Presunti abusi in preseminario, le indagini dell’allora vescovo Coletti

"C’erano cinquanta persone pronte a difendere il giovane sacerdote"

Il vescovo Diego Coletti

Il vescovo Diego Coletti

Colorina (Sondrio), 25 novembre 2017 - Caso sui presunti abusi nel preseminario Pio X in Vaticano: e se il sacerdote sotto accusa, che fino a due settimane fa prestava la sua opera presso la struttura intitolata a Don Folci, a Valle di Colorina, fosse stato solo calunniato? E se la Diocesi di Como e il Vaticano non avessero tentato di insabbiare le molestie, ma avessero invece accertato che si trattava di altro? Domande legittime, che in questi giorni difficili per la Chiesa in tanti si stanno facendo, anche in provincia di Sondrio, decisamente toccata dalla vicenda portata alla luce dalla trasmissione televisiva «Le Iene» e dal libro del giornalista Gianluigi Nuzzi «Peccato originale».
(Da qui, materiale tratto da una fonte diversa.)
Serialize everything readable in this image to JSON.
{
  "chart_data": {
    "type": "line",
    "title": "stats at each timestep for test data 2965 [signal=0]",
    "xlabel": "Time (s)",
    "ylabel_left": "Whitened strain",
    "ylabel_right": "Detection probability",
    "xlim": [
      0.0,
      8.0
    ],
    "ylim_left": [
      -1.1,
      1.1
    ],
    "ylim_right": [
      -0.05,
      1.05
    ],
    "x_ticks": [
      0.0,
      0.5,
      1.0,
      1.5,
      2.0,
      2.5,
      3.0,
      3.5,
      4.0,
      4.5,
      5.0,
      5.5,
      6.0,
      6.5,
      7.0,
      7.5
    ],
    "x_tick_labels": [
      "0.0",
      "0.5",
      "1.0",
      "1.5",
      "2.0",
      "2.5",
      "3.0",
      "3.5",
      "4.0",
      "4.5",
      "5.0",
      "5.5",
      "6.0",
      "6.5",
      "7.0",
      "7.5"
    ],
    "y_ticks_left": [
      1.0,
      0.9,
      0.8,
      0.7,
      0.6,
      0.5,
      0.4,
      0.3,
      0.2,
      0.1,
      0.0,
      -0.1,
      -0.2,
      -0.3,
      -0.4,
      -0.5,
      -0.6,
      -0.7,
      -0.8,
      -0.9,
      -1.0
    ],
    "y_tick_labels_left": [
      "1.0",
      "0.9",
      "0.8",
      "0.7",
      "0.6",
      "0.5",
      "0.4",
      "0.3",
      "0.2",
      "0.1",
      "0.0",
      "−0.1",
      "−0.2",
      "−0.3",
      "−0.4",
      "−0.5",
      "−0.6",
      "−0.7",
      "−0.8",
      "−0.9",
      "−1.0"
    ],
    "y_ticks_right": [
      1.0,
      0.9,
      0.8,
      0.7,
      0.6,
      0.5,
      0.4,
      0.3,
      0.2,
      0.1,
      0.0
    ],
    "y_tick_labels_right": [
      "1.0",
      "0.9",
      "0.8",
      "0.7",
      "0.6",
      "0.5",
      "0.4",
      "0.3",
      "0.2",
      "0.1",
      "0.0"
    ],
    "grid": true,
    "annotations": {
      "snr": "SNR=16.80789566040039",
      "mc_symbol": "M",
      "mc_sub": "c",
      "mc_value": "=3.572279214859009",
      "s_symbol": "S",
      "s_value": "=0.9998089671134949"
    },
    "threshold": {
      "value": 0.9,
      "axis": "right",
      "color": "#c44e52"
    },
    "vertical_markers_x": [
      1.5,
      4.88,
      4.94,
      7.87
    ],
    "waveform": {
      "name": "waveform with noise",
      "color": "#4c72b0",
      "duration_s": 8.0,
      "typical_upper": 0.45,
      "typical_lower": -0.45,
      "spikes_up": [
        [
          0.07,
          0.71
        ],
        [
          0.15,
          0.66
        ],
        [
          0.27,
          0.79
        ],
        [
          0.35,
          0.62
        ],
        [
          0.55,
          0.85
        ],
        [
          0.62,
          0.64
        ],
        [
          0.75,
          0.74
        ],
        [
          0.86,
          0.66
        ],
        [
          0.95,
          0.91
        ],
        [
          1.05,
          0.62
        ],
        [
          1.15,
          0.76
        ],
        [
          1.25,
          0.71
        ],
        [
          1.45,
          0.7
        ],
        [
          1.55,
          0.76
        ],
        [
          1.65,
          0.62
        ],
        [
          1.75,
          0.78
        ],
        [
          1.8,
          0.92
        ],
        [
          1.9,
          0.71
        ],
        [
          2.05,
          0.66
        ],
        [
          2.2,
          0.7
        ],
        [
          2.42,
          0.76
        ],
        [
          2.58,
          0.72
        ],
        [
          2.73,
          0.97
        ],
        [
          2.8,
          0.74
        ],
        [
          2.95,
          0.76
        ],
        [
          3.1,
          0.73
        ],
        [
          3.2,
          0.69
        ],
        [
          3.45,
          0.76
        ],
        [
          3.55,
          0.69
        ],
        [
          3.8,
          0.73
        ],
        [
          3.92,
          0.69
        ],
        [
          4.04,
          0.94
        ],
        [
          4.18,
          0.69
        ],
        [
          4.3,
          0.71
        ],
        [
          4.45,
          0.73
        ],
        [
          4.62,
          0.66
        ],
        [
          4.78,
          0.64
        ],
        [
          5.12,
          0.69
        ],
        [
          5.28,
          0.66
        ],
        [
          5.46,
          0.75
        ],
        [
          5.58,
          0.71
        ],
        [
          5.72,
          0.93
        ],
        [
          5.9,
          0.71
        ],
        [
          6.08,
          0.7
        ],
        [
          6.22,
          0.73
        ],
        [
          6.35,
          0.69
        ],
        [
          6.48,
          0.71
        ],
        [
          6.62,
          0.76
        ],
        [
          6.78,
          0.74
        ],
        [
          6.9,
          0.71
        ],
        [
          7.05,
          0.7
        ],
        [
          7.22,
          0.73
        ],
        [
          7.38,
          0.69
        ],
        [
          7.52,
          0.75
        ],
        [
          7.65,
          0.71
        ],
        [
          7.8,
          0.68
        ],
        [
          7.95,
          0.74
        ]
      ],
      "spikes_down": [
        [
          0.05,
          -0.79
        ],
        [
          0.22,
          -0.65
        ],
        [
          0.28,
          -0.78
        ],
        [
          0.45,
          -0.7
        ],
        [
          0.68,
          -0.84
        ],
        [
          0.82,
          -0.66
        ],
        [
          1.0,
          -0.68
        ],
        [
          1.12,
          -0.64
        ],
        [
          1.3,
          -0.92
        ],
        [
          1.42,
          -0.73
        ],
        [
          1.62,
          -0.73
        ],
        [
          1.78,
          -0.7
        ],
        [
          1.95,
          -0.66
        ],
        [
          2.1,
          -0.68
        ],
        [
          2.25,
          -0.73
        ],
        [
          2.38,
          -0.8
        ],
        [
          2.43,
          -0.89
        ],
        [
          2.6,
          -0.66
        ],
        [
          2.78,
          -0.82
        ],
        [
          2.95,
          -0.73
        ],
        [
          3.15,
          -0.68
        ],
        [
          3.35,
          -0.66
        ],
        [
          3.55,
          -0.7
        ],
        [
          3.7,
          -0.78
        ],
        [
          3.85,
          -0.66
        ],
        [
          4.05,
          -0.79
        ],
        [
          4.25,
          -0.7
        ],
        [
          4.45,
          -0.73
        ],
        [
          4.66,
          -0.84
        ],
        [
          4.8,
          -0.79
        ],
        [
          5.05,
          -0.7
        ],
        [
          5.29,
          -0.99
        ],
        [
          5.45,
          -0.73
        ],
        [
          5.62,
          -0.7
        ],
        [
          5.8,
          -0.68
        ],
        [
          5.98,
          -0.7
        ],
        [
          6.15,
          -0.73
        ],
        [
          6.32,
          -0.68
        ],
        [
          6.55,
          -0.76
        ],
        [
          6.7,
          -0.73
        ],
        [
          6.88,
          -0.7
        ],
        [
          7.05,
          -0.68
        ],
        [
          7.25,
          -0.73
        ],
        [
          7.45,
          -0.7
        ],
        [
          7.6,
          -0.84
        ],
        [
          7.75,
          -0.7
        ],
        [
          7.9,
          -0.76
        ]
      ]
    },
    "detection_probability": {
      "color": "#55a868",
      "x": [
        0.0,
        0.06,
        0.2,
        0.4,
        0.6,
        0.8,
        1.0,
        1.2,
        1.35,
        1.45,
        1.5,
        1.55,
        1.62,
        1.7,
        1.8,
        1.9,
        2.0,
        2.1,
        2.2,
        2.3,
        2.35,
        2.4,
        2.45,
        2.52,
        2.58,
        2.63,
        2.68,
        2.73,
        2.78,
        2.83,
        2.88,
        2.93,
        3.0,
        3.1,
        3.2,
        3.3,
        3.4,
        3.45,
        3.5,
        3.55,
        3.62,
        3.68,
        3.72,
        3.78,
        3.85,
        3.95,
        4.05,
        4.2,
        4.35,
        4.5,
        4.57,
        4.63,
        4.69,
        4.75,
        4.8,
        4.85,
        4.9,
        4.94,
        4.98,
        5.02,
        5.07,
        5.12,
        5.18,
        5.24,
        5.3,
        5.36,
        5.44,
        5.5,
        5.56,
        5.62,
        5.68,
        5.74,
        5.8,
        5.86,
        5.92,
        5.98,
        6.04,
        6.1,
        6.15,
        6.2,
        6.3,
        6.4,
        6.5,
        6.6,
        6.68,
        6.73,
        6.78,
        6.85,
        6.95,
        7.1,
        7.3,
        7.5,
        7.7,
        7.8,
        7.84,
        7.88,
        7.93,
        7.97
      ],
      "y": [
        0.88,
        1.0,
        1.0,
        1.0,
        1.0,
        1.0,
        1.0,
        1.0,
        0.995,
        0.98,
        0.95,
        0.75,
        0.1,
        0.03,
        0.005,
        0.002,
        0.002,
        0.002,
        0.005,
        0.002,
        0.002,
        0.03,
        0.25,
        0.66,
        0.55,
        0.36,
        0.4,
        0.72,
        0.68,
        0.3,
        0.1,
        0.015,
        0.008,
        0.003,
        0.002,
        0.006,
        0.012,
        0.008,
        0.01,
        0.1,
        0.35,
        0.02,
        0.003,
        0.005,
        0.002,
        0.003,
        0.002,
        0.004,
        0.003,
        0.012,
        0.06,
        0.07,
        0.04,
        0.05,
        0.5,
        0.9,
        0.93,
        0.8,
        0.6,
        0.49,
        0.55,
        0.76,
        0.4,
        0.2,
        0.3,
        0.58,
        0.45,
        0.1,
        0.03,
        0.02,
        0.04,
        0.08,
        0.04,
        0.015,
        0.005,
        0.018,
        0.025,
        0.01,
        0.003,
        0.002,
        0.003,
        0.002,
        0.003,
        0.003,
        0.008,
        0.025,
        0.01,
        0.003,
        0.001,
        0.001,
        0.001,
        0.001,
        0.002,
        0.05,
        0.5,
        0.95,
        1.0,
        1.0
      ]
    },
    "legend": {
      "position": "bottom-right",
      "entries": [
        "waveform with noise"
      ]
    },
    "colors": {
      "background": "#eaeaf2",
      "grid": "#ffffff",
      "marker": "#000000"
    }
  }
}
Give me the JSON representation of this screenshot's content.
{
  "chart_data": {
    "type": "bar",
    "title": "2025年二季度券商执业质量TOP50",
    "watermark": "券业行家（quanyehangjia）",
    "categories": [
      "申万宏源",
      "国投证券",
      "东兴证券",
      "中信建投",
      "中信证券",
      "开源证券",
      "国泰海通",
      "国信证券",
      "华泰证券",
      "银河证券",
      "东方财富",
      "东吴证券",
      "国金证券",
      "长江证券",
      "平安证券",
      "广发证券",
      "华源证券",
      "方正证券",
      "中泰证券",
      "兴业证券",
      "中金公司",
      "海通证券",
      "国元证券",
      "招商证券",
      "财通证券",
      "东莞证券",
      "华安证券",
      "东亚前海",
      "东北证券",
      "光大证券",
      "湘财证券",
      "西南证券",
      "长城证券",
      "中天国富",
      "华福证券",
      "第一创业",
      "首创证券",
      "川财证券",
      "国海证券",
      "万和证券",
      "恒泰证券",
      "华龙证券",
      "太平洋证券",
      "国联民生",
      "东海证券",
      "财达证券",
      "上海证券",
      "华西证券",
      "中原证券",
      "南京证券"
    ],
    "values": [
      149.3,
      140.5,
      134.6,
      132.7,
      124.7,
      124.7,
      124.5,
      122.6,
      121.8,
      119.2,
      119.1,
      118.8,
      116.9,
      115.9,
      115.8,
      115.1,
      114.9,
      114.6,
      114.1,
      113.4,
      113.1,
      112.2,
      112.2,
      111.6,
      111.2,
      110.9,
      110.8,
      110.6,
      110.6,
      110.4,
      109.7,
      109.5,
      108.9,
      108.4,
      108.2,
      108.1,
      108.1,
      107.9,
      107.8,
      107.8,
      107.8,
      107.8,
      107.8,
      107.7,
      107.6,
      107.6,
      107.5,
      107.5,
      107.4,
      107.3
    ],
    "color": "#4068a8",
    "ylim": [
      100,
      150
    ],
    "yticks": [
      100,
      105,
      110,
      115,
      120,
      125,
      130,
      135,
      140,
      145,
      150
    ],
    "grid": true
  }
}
Il cardinale Angelo Comastri, accusato da alcuni protagonisti di aver voluto nascondere quello che succedeva nel presimario dove vivono e studiano i chierichetti del Papa, ha raccontato la sua verità al quotidiano «Il Messaggero», una verità molto diversa da quella narrata invece dalle due presunte vittime del prete 25enne e dal testimone polacco delle presunte molestie, Kamil. Parla di lettere anonime, portate all’attenzione dell’allora vescovo di Como, Diego Coletti, giuridicamente responsabile dello staff del preseminario, che nelle sue relazioni racconta di un ex alunno del preseminario che si esercitò due anni prima in una abbondante e devastante esercizio di lettere anonime con firme false, anche di cardinali, per accusare molti ecclesiastici. E di lettere anonime scritte per screditare, gettare fango, insinuare dubbi: venne anche individuato come autore un sacerdote abruzzese che puntava ad entrare nella struttura del preseminario. Il Vaticano lo allontanò, ma le lettere anonime continuarono. Poi le accuse al giovane sacerdote, che dopo l’ordinazione è stato mandato a Colorina.

«In merito ai fatti, ho constatato personalmente la loro infondatezza – scrisse Coletti -. Le informazioni raccolte depongono in quella linea. Ci sono più di 50 persone disponibili a difendere il giovane mostrando la pretestuosità delle accuse, come pure la macchinazione ordita da XX (il sacerdote abruzzese, ndr.). Ritengo dunque non sussistere fumus alcuno della gravità dei fatti di cui accusano le persone nelle lettere, ritengo dunque in coscienza non sia necessario procedere ad ulteriora». E anche in Valtellina c’è chi è intenzionato a difendere non tanto il giovane sacerdote, che in pochi conoscono davvero, quanto l’operato della Diocesi e non solo. Tra di loro il sindaco di Castione Andevenno, Massimiliano Franchetti, che ha affidato a Facebook il suo pensiero: «Dal 1979 al 1982 sono stato in collegio all’Opera Don Folci di Valle di Colorina e ho fatto anche un mese d’estate al preseminario in Vaticano – racconta -. Il vicerettore era quel don Enrico Radice che ho visto messo alla gogna come un mostro da «Le Iene» ed al quale, per quanto mi riguarda, mi legano solo ricordi positivi ed un’amicizia che dopo più di trent’anni ancora ci lega. Ho sofferto a vedere quello che ho visto. E non ho dubbi sulla sua buonafede di fronte al caso».